Die Achse Muskulatur – Gehirn – Psyche – Lebensqualität
„Bewegung macht nicht nur stark, sondern auch glücklich“, wissen erfahrene Sportpädagogen und Fitnesstrainer. Bereits flottes Spazierengehen, aber auch jede Form von moderatem Krafttraining, setzt aus der Muskulatur sogenannte Myokine und Endorphine frei, die über das Blut zum Gehirn transportiert werden und dort positive Veränderungen der Gehirnbotenstoffe (Neurotransmitter) auslösen. Nicht nur antidepressive und angstlösende Effekte, sondern auch streßabbauende und schlaffördernde Wirkungen sind wissenschaftlich nachgewiesen. Kurzum: Menschen, die an und mit ihrer Muskulatur arbeiten, sind zufriedener, psychisch stabiler, positiver eingestellt und weisen eine höhere Lebensqualität auf.

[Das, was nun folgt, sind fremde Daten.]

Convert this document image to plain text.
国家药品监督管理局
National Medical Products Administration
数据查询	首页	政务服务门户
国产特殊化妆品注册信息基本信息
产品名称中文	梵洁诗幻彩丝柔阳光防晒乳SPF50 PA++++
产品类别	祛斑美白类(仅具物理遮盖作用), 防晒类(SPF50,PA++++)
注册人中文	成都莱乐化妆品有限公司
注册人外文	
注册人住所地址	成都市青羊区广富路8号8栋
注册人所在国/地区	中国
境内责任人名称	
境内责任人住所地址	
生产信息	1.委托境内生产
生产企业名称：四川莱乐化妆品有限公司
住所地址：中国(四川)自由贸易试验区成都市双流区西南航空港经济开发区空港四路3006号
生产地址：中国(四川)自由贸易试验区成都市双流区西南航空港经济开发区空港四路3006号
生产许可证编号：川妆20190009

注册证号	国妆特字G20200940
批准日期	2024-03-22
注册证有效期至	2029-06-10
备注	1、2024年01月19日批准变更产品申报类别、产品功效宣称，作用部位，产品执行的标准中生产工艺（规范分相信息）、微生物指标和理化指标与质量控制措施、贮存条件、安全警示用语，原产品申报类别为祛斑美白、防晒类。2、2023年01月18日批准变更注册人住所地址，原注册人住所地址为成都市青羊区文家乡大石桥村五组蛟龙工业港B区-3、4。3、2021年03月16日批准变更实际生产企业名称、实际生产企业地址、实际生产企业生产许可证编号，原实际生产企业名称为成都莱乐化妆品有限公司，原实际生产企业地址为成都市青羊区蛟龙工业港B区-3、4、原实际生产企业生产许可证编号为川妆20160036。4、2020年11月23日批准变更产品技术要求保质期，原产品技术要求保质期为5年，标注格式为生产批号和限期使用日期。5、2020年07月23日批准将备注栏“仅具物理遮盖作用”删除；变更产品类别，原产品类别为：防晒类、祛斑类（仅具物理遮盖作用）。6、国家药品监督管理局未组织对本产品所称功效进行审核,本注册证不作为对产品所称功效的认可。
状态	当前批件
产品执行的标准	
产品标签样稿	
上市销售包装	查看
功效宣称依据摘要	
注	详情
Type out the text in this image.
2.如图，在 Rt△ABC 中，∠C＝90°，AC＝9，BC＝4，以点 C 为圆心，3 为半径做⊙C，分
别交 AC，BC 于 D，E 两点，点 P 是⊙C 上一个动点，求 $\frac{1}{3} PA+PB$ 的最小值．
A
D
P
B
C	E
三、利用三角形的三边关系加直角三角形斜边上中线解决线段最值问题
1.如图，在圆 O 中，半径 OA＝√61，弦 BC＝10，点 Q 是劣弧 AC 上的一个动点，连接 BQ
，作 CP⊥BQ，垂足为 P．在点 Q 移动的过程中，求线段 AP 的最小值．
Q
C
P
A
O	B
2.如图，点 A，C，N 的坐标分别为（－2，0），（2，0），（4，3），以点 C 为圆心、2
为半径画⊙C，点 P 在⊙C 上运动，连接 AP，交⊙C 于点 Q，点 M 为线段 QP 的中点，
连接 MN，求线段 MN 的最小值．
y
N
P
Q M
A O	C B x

Doch damit nicht genug: Fitneß- und Muskeltraining gelten heute als wesentliche Elemente in der Tumorprävention und Tumornachsorge, zur Stabilisierung des Immunsystems bei Autoimmunerkrankungen, zur Kontrolle schleichender Entzündungen im Körper sowie bei der Verzögerung von Gehirnabbauerkrankungen (M. Alzheimer, M. Parkinson).
Muskeln brauchen Pflege: Wie pflegt man seine Muskulatur?
Schonendes, dosiertes und regelmäßiges Training unter Vermeidung von Überlastungen und Verletzungen bildet die Basis für den Erhalt und einen guten Funktionszustand der Muskulatur. Ausdauer-, Kraft- und Gleichgewichtstraining sollten hierbei in einem ausgewogenen Verhältnis stehen. Alle dazu relevanten Übungen können mit dem eigenen Körper und einfachen Hilfsmitteln (Hanteln, Gewichte, Expander, Gummiband, Tubings) umgesetzt werden und erfordern keineswegs ein Dauerabonnement im Fitnessstudio. Anfangs empfiehlt sich jedoch die Anleitung durch einen Fitnesscoach oder Personal Trainer, um das gewünschte Übungsprogramm korrekt zu erlernen und zu verinnerlichen. Bei der Ernährung sollte auf eine gute Eiweiß- und Mikronährstoffversorgung, insbesondere aus hochwertigen pflanzlichen Quellen, geachtet werden. Eine gute Versorgungslage mit Vitamin D3 und Omega-3-Fettsäuren kann den Trainingserfolg zusätzlich unterstützen und wichtige biochemische Abläufe in den Muskelzellen bahnen. Wie formulierte es einmal ein bekannter Pharma-Tycoon: „Hätten wir alle die positiven Wirkungen eines Muskel- und Fitnesstrainings in einer Pille, wäre es die meistverkaufte Pille aller Zeiten – und ich mit meiner Firma Billionär“!